In a public debate between the two men in Brussels on Wednesday, Weiwei admitted he was "surprised" by Europe's reaction and attitude to the political crisis.
"There can be no double standards when dealing with human rights," said the Chinese dissident during his conversation with Puigdemont at the Cinema for Peace Foundation.
For his part, the former president warned that resorting to double standards is "one of the dangers facing European democracy," calling it a "real risk."
The two men shared personal experiences and agreed that freedom in the European Union should not be taken for granted.
"We wrongly assume that Europe guarantees certain values, but that is not the case, they need to be defended," Weiwei added.
Puigdemont: "Spain's attitude is clearly authoritarian"
"The attitude of Spain towards the Catalan crisis is clearly authoritarian," Puigdemont said, who wondered: "Is it not authoritarian to put political dissidents in pre-trial prison for more than a year for organizing a referendum?"
In answer to his own question, the leader of the Junts per Catalunya (JxCat) party said that "freedom is not guaranteed, you have to fight for it," although he also admitted he did not feel "comfortable" doing so in this context, but sees it as his "obligation."
To illustrate his accusation of double standards against the EU, Puigdemont referred to the sentence issued in Strasbourg on Tuesday condemning Turkey for unjustifiably keeping the former leader and MP of a pro-Kurd party in custody.
The JxCat leader also spoke of Spain's "problems." Specifically he referred to judge Marchena's withdrawal from his appointment as the head of the Spanish judiciary, and Spain's failure to implement Council of Europe recommendations to prevent corruption among judges and prosecutors. "There is a problem of the separation of powers in Spain," he said.

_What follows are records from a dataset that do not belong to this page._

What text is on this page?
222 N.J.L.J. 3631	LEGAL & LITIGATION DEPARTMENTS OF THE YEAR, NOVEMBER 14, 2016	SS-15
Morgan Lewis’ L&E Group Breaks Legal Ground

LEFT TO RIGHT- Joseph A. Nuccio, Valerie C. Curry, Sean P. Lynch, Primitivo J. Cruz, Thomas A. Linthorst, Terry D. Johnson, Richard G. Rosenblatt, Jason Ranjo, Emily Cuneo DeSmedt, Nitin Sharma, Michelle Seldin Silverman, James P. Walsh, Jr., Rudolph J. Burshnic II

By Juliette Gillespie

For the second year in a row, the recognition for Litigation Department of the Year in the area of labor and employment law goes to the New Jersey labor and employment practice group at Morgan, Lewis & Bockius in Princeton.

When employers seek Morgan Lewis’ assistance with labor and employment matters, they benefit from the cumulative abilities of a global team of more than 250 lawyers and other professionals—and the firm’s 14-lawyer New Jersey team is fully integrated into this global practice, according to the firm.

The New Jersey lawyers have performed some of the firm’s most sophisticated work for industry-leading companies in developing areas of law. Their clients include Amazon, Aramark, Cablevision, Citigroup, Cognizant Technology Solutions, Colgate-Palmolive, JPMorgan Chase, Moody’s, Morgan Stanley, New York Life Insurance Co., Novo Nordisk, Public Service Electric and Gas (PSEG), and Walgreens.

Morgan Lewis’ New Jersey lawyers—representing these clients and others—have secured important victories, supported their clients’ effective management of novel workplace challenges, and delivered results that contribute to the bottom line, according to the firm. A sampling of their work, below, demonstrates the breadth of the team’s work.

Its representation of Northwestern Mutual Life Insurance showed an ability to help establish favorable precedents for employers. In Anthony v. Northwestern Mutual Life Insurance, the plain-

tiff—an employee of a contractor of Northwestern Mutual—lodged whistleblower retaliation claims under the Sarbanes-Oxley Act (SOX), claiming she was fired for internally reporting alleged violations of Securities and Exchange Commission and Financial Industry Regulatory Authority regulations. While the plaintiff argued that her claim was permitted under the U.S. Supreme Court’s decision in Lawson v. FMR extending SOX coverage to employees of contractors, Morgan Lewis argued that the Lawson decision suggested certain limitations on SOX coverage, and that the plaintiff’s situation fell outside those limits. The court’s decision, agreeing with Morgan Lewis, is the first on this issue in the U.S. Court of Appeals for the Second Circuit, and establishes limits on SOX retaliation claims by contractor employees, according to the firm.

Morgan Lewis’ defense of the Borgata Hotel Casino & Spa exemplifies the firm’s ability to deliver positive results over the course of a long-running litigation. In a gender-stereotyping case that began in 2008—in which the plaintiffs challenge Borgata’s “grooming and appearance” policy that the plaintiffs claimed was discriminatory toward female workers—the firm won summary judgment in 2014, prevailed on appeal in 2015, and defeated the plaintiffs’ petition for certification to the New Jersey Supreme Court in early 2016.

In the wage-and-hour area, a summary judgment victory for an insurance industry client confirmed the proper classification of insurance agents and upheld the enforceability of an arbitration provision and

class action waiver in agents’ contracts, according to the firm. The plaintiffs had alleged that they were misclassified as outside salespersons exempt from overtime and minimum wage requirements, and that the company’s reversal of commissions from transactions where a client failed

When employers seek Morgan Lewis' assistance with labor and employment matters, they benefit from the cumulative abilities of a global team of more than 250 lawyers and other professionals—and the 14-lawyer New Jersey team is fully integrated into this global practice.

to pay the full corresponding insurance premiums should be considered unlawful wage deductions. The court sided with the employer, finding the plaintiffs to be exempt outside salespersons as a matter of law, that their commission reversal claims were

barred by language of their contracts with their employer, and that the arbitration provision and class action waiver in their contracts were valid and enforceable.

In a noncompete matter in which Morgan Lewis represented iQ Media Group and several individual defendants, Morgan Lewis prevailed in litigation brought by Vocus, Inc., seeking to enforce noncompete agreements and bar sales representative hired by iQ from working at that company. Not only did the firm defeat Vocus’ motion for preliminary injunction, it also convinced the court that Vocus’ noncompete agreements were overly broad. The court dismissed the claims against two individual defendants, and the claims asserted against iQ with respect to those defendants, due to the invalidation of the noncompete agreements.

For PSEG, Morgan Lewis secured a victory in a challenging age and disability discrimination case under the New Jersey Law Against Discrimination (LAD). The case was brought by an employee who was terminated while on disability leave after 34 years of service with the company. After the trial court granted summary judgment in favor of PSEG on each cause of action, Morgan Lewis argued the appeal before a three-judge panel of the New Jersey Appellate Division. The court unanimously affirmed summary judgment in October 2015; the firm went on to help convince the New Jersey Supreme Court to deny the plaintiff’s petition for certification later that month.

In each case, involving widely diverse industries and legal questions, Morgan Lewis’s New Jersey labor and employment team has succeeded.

Asked by the moderator, 'Politico' journalist Ryan Heath, about the need to respect the rule of law -one of the most repeated responses from EU institutions- Puigdemont admitted that it was "the basis of the democratic system," but he also said that it must remembered that another basis of democracy is "the will of the people."
The former president went on to point out that the Spanish authorities "have had ample opportunity to show their proposal for resolving the Catalan crisis," but that "all we have seen is more repression and a negative attitude." He added that as long as there is no "Spanish president for Catalonia" then the only option is for it to "become an independent state."
Weiwei: "European citizens should be able to exercise their rights"
As for Weiwei, the dissident said he was neither for nor against Catalonia's independence, but that he is "in favor of European citizens being able to exercise their rights." He also said that he found what he saw during the October 1 referendum, with Spanish police cracking down on voters, "quite shocking."
In answer to a question by Txell Bonet, the partner of jailed pro-independence leader Jordi Cuixart, Weiwei said that "even if only a few people defend essential rights, what they defend can benefit everyone," and he thanked Bonet for "what you are doing."
Puigdemont also thanked Bonet, along with rapper Valtònyc, who was also present, and who is in Brussels seeking refuge after a Spanish court sentenced him to prison for his lyrics. Weiwei told Valtònyc that Chinese rappers would find themselves in the same situation.
Puigdemont and Ai Weiwei first met in Berlin when the JxCat leader was waiting to hear whether he would be extradited to Spain. The event in Brussels was organized by the Cinema for Peace Foundation, an NGO that aims to fight "injustice" through "promoting change through film." Wewei is one of the artists that the foundation has publicly supported.